Airbnb fighting against DC bill to ban homeowners from renting out second homes

There is a big fight underway between D.C. and Airbnb as a bill is scheduled to go before the D.C. Council Tuesday proposing to block homeowners from renting out their second homes through Airbnb or other short-term rental companies.

Supporters of the bill say blocking second home rentals would preserve neighborhoods and stop buildings from being turned into virtual hotels with travelers coming and going at all times of the day.

However, opponents say this is massive overreach of government regulation.

"What we see in D.C. is just a hacksaw to everyday people who are making important dollars sharing their homes," said Christopher Nulty, the head of public affairs for Airbnb. "We think that there is a better solution here.
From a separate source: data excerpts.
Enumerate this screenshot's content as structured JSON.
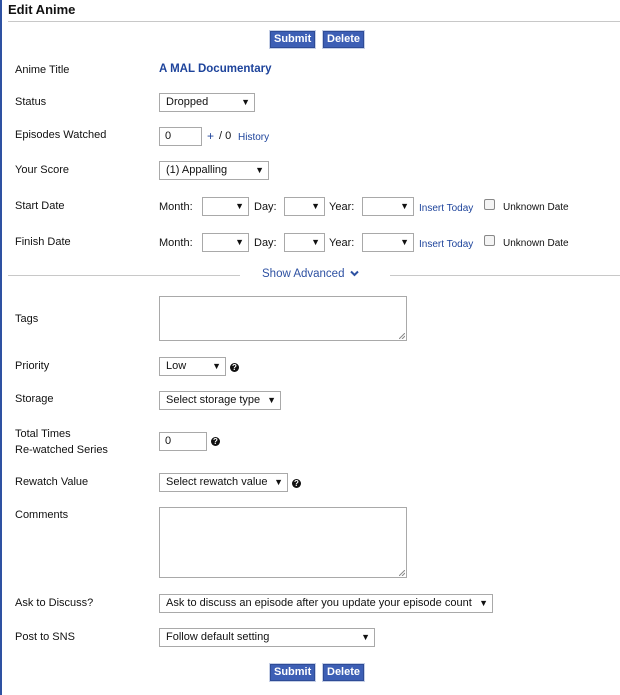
{
  "header": {
    "title": "Edit Anime"
  },
  "buttons": {
    "submit": "Submit",
    "delete": "Delete"
  },
  "form": {
    "anime_title": {
      "label": "Anime Title",
      "value": "A MAL Documentary"
    },
    "status": {
      "label": "Status",
      "value": "Dropped"
    },
    "episodes": {
      "label": "Episodes Watched",
      "value": "0",
      "plus": "+",
      "total": "/ 0",
      "history": "History"
    },
    "score": {
      "label": "Your Score",
      "value": "(1) Appalling"
    },
    "start_date": {
      "label": "Start Date",
      "month": "Month:",
      "day": "Day:",
      "year": "Year:",
      "insert_today": "Insert Today",
      "unknown": "Unknown Date"
    },
    "finish_date": {
      "label": "Finish Date",
      "month": "Month:",
      "day": "Day:",
      "year": "Year:",
      "insert_today": "Insert Today",
      "unknown": "Unknown Date"
    },
    "show_advanced": "Show Advanced",
    "tags": {
      "label": "Tags",
      "value": ""
    },
    "priority": {
      "label": "Priority",
      "value": "Low"
    },
    "storage": {
      "label": "Storage",
      "value": "Select storage type"
    },
    "rewatched": {
      "label_line1": "Total Times",
      "label_line2": "Re-watched Series",
      "value": "0"
    },
    "rewatch_value": {
      "label": "Rewatch Value",
      "value": "Select rewatch value"
    },
    "comments": {
      "label": "Comments",
      "value": ""
    },
    "ask_discuss": {
      "label": "Ask to Discuss?",
      "value": "Ask to discuss an episode after you update your episode count"
    },
    "post_sns": {
      "label": "Post to SNS",
      "value": "Follow default setting"
    }
  },
  "icons": {
    "dropdown": "caret-down-icon",
    "help": "question-circle-icon",
    "chevron": "chevron-down-icon"
  },
  "colors": {
    "accent": "#2e51a2",
    "button": "#3d5fb5",
    "link": "#1d439b"
  }
}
We think there are better ways to regulate home sharing and to regulate Airbnb, and we are ready and willing to work with the council to make that happen."

The proposed bill says if you own a second home in D.C., you would not be able to rent it on Airbnb or other home sharing services. There would also be a 90-day cap on renting out your primary home.

Airbnb says outside of New York City and San Francisco, this would one of the most restrictive home sharing regulations in the country.

D.C. Council Chairman Phil Mendelson denied Airbnb's claim that the D.C. Council is being manipulated by the hotel industry, which has big concerns about competition from home sharing. Mendelson said he is concerned that if too many properties in the District are turned into short-term home sharing, there will not be enough real rental apartments to go around for people who actually live and work in the city.

"We have a significant affordable housing crisis in this city and to the extent that we are losing units that could be rented out to tenants," said Mendelson. "Losing them to the short-term transient rentals, that actually hurts us with regard to affordable housing."

The lobbying on this bill has been intense as Airbnb has been running commercials around the clock asking D.C. residents to tell the council to reject this bill.